Production agricole - végétale

L'écosystème

C'est un milieu limité dans lequel on trouve un biotope (caractéristiques physiques : luminosité, température, humidité, etc…) et une biocénose (ensemble des êtres vivants peuplant le milieu) qui reste un ensemle cohérent et définit. L'écosystème est aussi caractérisé par l'ensemble des relations trophiques, c'est à dire par l'ensemble des relations alimentaires (est mangé par) qui existent à l'intérieur du système. Un écosystème est un équilibre fragile dans lequel il y a un recyclage complet de la matière organique. On peut y définir la biomasse, c'est à dire la masse des êtres vivants présent et la productivité, soit la masse de matière organique produite par tous les êtres vivants en une année. Toute perturbation d'un ecosystème devra être compensé par celui-ci et il mettra du temps à s'équillibrer à nouveau, il est par conséquent difficile de mesurer l'impact d'une action (introduction d'une nouvelle espèce par exemple) sur un écosystème et nécessaire de veiller à ne pas modifier les écosystèmes.

Principe de base :

Les producteurs primaires (végétaux verts) vont utiliser l'énergie solaire et de la matière minérale pour fabriquer de la matière organique, c'est la photosynthèse. Si on prend l'exemple de la production de sucre par les végétaux verts ont obtient l'équation suivante :

6 x CO2 + 6 x H20 + énergie solaire -------------------> C6H12O6 + 6 x O2

La photosynthèse est la base de la production de matière organique. Seul les végétaux verts fabriquent de la matière organique à partir de matières minérales, ce sont des producteurs primaires. Tous les autres êtres vivants vont utiliser de la matière organique pour former leur propre matière organique.

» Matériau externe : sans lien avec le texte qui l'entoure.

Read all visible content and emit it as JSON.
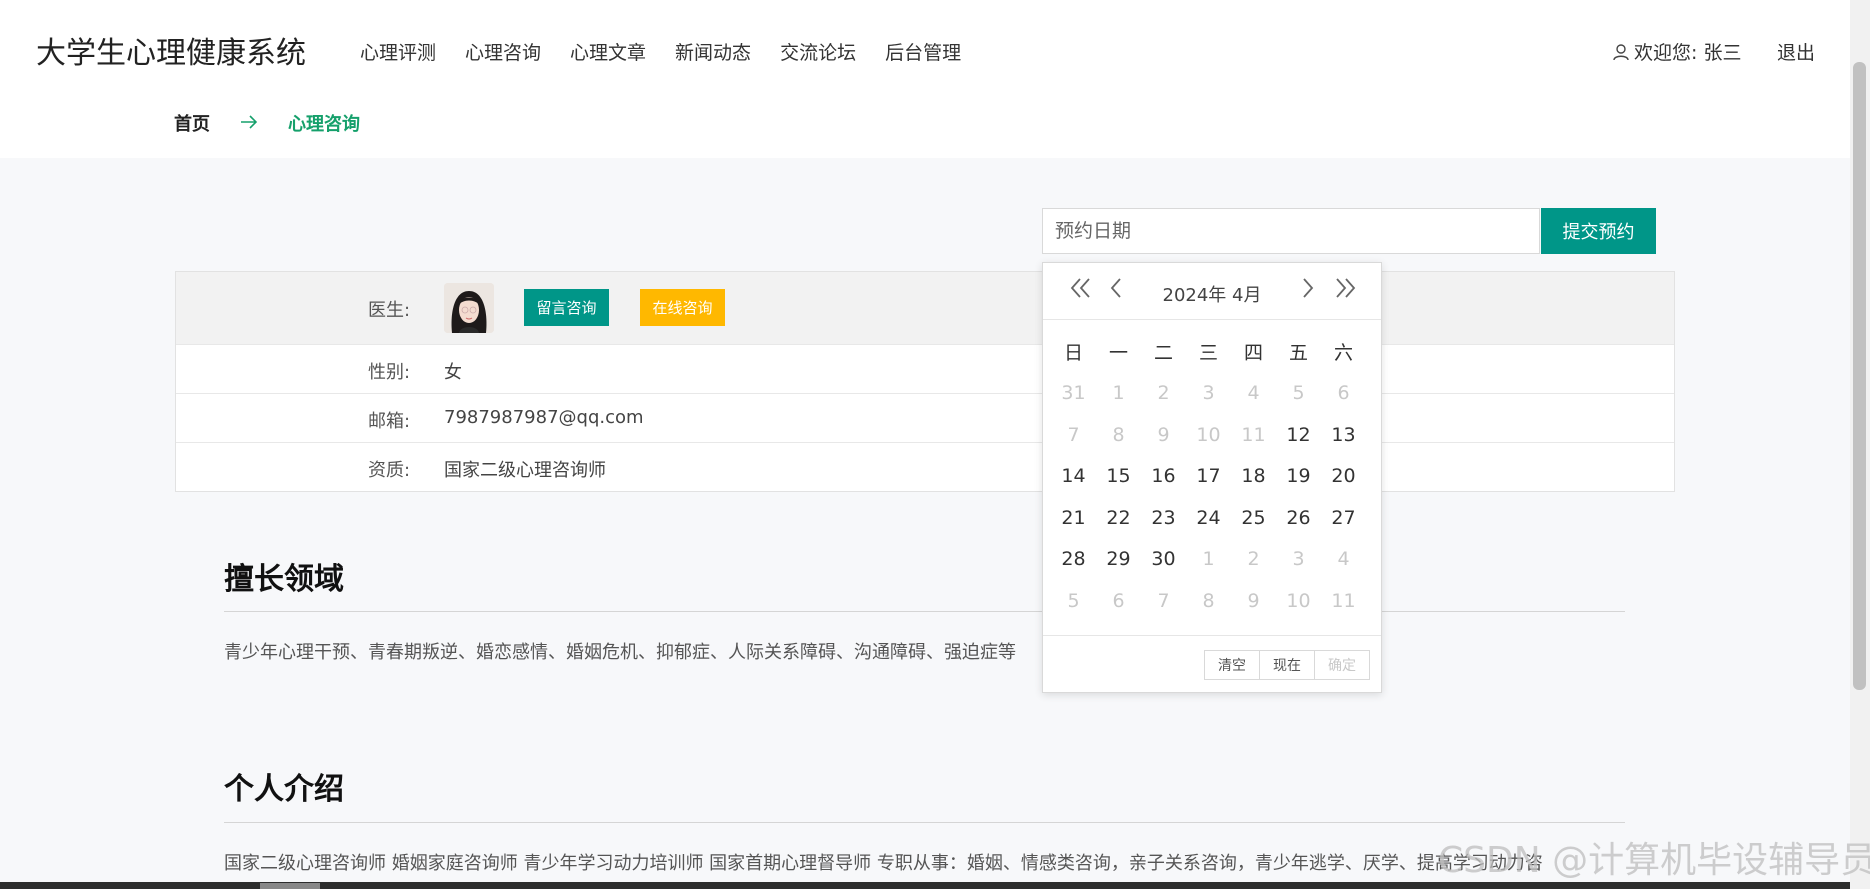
{
  "header": {
    "brand": "大学生心理健康系统",
    "nav": [
      "心理评测",
      "心理咨询",
      "心理文章",
      "新闻动态",
      "交流论坛",
      "后台管理"
    ],
    "user_text": "欢迎您: 张三",
    "logout": "退出"
  },
  "breadcrumb": {
    "home": "首页",
    "current": "心理咨询"
  },
  "appointment": {
    "date_placeholder": "预约日期",
    "submit_label": "提交预约"
  },
  "doctor": {
    "label_doctor": "医生:",
    "btn_message": "留言咨询",
    "btn_online": "在线咨询",
    "label_gender": "性别:",
    "gender": "女",
    "label_email": "邮箱:",
    "email": "7987987987@qq.com",
    "label_qualification": "资质:",
    "qualification": "国家二级心理咨询师"
  },
  "specialty": {
    "title": "擅长领域",
    "text": "青少年心理干预、青春期叛逆、婚恋感情、婚姻危机、抑郁症、人际关系障碍、沟通障碍、强迫症等"
  },
  "intro": {
    "title": "个人介绍",
    "text": "国家二级心理咨询师 婚姻家庭咨询师 青少年学习动力培训师 国家首期心理督导师 专职从事：婚姻、情感类咨询，亲子关系咨询，青少年逃学、厌学、提高学习动力咨"
  },
  "calendar": {
    "year_month": "2024年  4月",
    "weekdays": [
      "日",
      "一",
      "二",
      "三",
      "四",
      "五",
      "六"
    ],
    "weeks": [
      [
        {
          "d": "31",
          "dim": true
        },
        {
          "d": "1",
          "dim": true
        },
        {
          "d": "2",
          "dim": true
        },
        {
          "d": "3",
          "dim": true
        },
        {
          "d": "4",
          "dim": true
        },
        {
          "d": "5",
          "dim": true
        },
        {
          "d": "6",
          "dim": true
        }
      ],
      [
        {
          "d": "7",
          "dim": true
        },
        {
          "d": "8",
          "dim": true
        },
        {
          "d": "9",
          "dim": true
        },
        {
          "d": "10",
          "dim": true
        },
        {
          "d": "11",
          "dim": true
        },
        {
          "d": "12",
          "dim": false
        },
        {
          "d": "13",
          "dim": false
        }
      ],
      [
        {
          "d": "14",
          "dim": false
        },
        {
          "d": "15",
          "dim": false
        },
        {
          "d": "16",
          "dim": false
        },
        {
          "d": "17",
          "dim": false
        },
        {
          "d": "18",
          "dim": false
        },
        {
          "d": "19",
          "dim": false
        },
        {
          "d": "20",
          "dim": false
        }
      ],
      [
        {
          "d": "21",
          "dim": false
        },
        {
          "d": "22",
          "dim": false
        },
        {
          "d": "23",
          "dim": false
        },
        {
          "d": "24",
          "dim": false
        },
        {
          "d": "25",
          "dim": false
        },
        {
          "d": "26",
          "dim": false
        },
        {
          "d": "27",
          "dim": false
        }
      ],
      [
        {
          "d": "28",
          "dim": false
        },
        {
          "d": "29",
          "dim": false
        },
        {
          "d": "30",
          "dim": false
        },
        {
          "d": "1",
          "dim": true
        },
        {
          "d": "2",
          "dim": true
        },
        {
          "d": "3",
          "dim": true
        },
        {
          "d": "4",
          "dim": true
        }
      ],
      [
        {
          "d": "5",
          "dim": true
        },
        {
          "d": "6",
          "dim": true
        },
        {
          "d": "7",
          "dim": true
        },
        {
          "d": "8",
          "dim": true
        },
        {
          "d": "9",
          "dim": true
        },
        {
          "d": "10",
          "dim": true
        },
        {
          "d": "11",
          "dim": true
        }
      ]
    ],
    "btn_clear": "清空",
    "btn_now": "现在",
    "btn_confirm": "确定"
  },
  "watermark": "CSDN @计算机毕设辅导员",
  "colors": {
    "primary": "#009688",
    "warning": "#ffb800",
    "breadcrumb_active": "#15a06b"
  }
}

Pour qu'il y ait recyclage il faut que la matière organique soit transformée en matière minérale, c'est le travail des décomposeurs. Les décomposeurs vont consommer la matière organique des animaux et végétaux morts jusqu'à restituer des déjections qui ne sont plus que de la matière minérale (c'est le principe du compostage).

 

L'agrosystème

C'est un espace agricole. Ce sont des systèmes créés et gérés par l'homme afin d'obtenir une productivité agricole maximale. L'utilisation d'engrais, la monoculture, les produits phytosanitaires pour éviter les parasites de toutes sortes (plantes, insectes, …) vont rapidement créer des déséquilibre dans le système qui fait qu'il n'est pas du tout en équilibre. Pour rétablir un semblant d'équilibre les agriculteurs ajoutent de la matière (minérale (eau, engrais, …) et organique (graines essentiellement)) et de l'énergie. Ces apports sont regroupés sous le nom d'intrants. Les intrants ont permis une augmentation importante de la productivité agricole, mais ils ont accrus le déséquilibre du système

 

Comparaison agrosystème-ecosystème

Les 2 systèmes sont presque à l'opposé l'un de l'autre. Alors que l'écosystème est autogéré, en équilibre, permet un recylcage complet des déchets et produit de l'énergie (production de biomasse) on constate que l'agrosystème est géré par l'homme, qu'il produit des déchets (restes de pesticides et autres engrais dans le sol), mais en plus il consomme plus d'énergie qu'il n'en produit. L'agrosytème, tel qu'il est à l'heure actuel est définit par des contraintes économiques mais ne suit pas une logique biologique, d'où le développement de cultures biologiques qui ont un impact moins important sur l'environnement.

 

Conséquence de l'usage des intrants

Les intrants produisent effets indésirables à plus ou moins long terme, dont nous allons discuter dans ce paragraphe.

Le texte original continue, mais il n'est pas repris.